Monday, January 12, 2009

A Decided Lack of Introduction

I'm not good at introductions. Let's just pretend we've already met, shaken hands, exchanged pleasantries, yes? There, now we're both comfortable, like old friends.

Things you know about me?

Well, I'm in my mid-twenties. College graduate, gainfully employed, and happily single.

And that's what all this is about, you know.

This is everything.

Finally having burst my way free out of a too-confining relationship, I've discovered that I've lost pieces of myself in the last few years. I've been too comfortable, too sedentary, and now I find that I've got to make up for lost time.

Losing yourself is never pleasant.

I spent most of the last two years of my life attempting to make a normal life for myself. Dutiful boyfriend, gorgeous apartment, solid, unchanging group of friends, holiday parties, softball in the park, pet-sitting for neighbors...

You know what I am not?

Normal.

Living this life, scrabbling at my skin, trying so hard to achieve the American dream. Trying to hard to do what was expected of me, to keep everything under wraps, drummed into me that no matter how bad things were, everything had to look good.

So I crashed.

And I loved it.

It has been said of me that I feed off pain. Not of others, but of my own. I need pain to learn, to grow, to develop. I cannot do things the easy way... it just isn't in my nature. If there is an assbackwards way to attempt a goal, that will be the first route I will take, hands down.

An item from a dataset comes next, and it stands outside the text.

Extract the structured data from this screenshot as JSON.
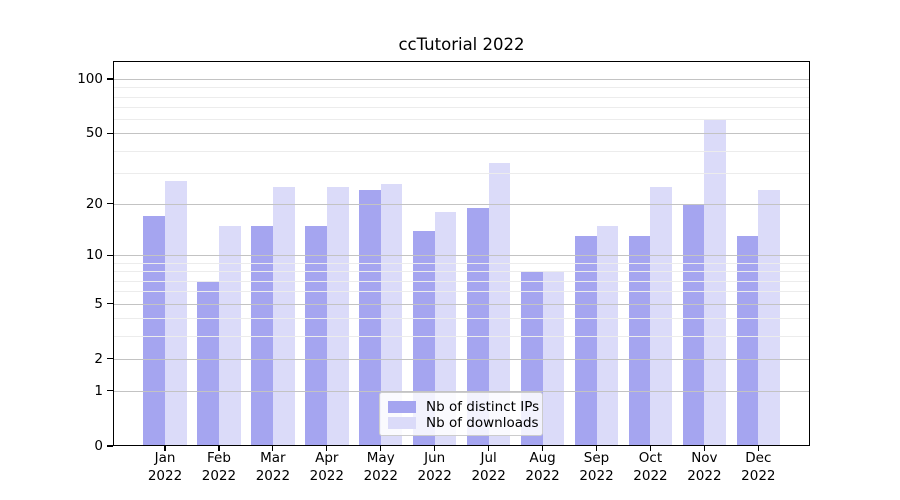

It isn't on purpose, though.

It's just how I work.

This is why I am who I am.

This is why there are scars all over my body, this is why people come to me with their secrets, their truths, their fetishes. I am a vacuum for others. The most uncomfortable, private people open their lives to me without any attempt on my part. I don't ask for their secrets, I just give them my own.

Secrets. Like so many things, they only have power if you let them.

Lovers. I've had many. Enough to have lost track, forgotten names. In the last few months I've tumbled in and out of enough beds that I'm even concerned about my behavior.

But you can't really help it when you meet so many amazing people. Or rather, I won't help it. I like learning another's body, their scars, their skin, the spots that make them shudder, how easy or difficult they are to please, what the head of their penis feels like on your tongue, how smoothly skin can glide when enough sweat is present, and how that sweat tastes when licked off the shoulder of a man pounding into you.

My life is not poetry. It is not beautiful or metered. It is crazy and raw, full of honesty, pain, and joy.

But my flesh, my flesh and yours, how we move together... that is my poetry.